Sebelumnya: Belenggu Feodalisme Spiritual… (1)
Pengaruh Feodalisme Spiritual terhadap Identitas Muslim: Perspektif Teori Paradigma Thomas Kuhn
Dampak dari feodalisme spiritual ini cukup signifikan dalam pembentukan identitas Muslim. Identitas Muslim yang sejati seharusnya terbentuk melalui proses pemahaman yang kritis terhadap ajaran agama, bukan melalui kepatuhan buta kepada otoritas yang berbasis keturunan. Ketika umat terlalu mengagungkan figur-figur tertentu tanpa mempertimbangkan kapasitas keilmuannya, maka yang terjadi adalah pembentukan identitas Muslim yang pasif dan submisif.
Salah satu dampak negatif yang mencolok adalah hilangnya kemampuan umat untuk berijtihad dan berfikir kritis. Banyak Muslim menjadi takut atau enggan untuk mempertanyakan ajaran atau fatwa yang diberikan oleh para habib, meskipun mungkin ada kontradiksi atau inkonsistensi dengan teks-teks suci Al-Qur’an dan Hadits. Tradisi ini pada akhirnya menciptakan budaya “taklid buta” di mana umat hanya mengikuti tanpa memahami esensi dari ajaran tersebut.
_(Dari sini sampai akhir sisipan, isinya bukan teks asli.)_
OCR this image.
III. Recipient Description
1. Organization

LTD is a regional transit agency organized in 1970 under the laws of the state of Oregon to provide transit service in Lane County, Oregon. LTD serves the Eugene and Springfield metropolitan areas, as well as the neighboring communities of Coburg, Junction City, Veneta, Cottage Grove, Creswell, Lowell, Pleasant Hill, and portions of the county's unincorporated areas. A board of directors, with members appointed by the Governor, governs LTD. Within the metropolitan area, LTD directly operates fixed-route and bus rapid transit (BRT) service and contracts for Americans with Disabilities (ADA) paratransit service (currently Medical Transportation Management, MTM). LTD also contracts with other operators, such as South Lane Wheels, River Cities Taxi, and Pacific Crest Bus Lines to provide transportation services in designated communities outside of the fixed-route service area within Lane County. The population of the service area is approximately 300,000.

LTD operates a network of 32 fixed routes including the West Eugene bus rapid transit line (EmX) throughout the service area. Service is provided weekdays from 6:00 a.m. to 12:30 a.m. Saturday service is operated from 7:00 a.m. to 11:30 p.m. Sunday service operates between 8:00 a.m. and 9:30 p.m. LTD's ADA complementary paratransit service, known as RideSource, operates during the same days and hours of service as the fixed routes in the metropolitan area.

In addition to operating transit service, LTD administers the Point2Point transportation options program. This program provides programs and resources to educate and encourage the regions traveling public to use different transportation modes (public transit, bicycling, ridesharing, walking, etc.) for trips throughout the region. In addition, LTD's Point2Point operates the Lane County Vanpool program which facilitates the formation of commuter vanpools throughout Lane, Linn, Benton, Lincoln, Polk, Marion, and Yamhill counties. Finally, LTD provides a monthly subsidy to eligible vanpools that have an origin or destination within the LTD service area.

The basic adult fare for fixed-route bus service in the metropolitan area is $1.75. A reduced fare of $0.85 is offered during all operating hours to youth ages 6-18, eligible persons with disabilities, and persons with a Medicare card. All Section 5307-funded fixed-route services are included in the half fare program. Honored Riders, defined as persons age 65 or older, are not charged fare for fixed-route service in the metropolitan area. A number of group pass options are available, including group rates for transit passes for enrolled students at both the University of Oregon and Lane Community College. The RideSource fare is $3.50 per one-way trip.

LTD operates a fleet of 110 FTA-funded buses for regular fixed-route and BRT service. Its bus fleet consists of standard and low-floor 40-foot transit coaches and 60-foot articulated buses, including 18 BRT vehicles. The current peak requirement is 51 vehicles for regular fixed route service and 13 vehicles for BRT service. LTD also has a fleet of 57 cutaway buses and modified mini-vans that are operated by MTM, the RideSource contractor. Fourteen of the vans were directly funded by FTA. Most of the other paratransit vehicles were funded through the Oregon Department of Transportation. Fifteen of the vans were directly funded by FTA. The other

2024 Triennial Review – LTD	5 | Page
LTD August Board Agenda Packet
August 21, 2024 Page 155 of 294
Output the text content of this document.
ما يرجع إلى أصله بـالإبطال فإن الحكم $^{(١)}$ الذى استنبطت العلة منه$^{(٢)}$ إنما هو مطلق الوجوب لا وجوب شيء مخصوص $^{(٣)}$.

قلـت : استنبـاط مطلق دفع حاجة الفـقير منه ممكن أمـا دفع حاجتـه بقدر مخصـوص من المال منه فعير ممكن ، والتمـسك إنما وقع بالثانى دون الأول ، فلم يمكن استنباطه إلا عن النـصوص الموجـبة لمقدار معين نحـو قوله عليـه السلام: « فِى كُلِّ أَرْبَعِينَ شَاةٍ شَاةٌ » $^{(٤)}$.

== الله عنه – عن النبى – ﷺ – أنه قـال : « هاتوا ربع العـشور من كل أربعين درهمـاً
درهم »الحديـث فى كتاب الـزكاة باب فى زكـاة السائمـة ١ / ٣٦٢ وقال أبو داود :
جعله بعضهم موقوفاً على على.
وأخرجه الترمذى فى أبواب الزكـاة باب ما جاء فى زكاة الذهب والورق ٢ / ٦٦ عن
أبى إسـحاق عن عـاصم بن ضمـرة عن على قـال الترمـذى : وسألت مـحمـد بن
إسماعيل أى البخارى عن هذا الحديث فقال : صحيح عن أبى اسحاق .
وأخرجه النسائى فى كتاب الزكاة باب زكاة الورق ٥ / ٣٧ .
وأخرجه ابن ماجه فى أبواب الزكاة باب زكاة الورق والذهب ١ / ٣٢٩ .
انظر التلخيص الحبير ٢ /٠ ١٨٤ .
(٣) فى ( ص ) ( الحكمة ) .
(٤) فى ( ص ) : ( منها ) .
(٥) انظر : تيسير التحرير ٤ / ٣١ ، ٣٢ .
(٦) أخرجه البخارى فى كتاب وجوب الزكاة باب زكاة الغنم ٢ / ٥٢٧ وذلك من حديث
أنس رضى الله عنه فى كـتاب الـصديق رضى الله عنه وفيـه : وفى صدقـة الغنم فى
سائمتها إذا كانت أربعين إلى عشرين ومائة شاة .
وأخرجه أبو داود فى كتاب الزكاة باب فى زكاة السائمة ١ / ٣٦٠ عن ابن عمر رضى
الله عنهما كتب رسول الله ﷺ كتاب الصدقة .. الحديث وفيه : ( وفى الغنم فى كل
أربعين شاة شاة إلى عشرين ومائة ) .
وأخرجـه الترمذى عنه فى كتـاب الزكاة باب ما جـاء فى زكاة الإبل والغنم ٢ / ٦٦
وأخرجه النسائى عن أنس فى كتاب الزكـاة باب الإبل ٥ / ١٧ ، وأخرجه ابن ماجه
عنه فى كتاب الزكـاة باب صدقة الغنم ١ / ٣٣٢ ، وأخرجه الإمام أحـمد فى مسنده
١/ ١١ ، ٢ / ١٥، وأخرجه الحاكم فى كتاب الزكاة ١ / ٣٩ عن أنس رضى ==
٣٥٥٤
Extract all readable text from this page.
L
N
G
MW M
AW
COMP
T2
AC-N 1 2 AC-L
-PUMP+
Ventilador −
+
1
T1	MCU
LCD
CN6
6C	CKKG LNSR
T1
Selain itu, fenomena feodalisme spiritual ini juga menimbulkan eksklusivitas dalam komunitas Muslim. Tercipta semacam “kelas sosial spiritual” di mana para habib menempati posisi puncak, sedangkan Muslim lainnya hanya menjadi pengikut. Dalam jangka panjang, ini menghambat tumbuhnya generasi Muslim yang kritis, mandiri, dan mampu berkontribusi dalam wacana intelektual Islam secara global. Padahal, Islam sejak awal mengajarkan pentingnya ilmu pengetahuan dan kebebasan berpikir, sebagaimana ditegaskan dalam banyak ayat Al-Qur’an, seperti ﵟأَمَّنۡ هُوَ قَٰنِتٌ ءَانَآءَ ٱلَّيۡلِ سَاجِدٗا وَقَآئِمٗا يَحۡذَرُ ٱلۡأٓخِرَةَ وَيَرۡجُواْ رَحۡمَةَ رَبِّهِۦۗ قُلۡ هَلۡ يَسۡتَوِي ٱلَّذِينَ يَعۡلَمُونَ وَٱلَّذِينَ لَا يَعۡلَمُونَۗ إِنَّمَا يَتَذَكَّرُ أُوْلُواْ ٱلۡأَلۡبَٰبِ 9ﵞ “Apakah sama orang-orang yang mengetahui dengan orang-orang yang tidak mengetahui?” (QS. Az-Zumar: 9).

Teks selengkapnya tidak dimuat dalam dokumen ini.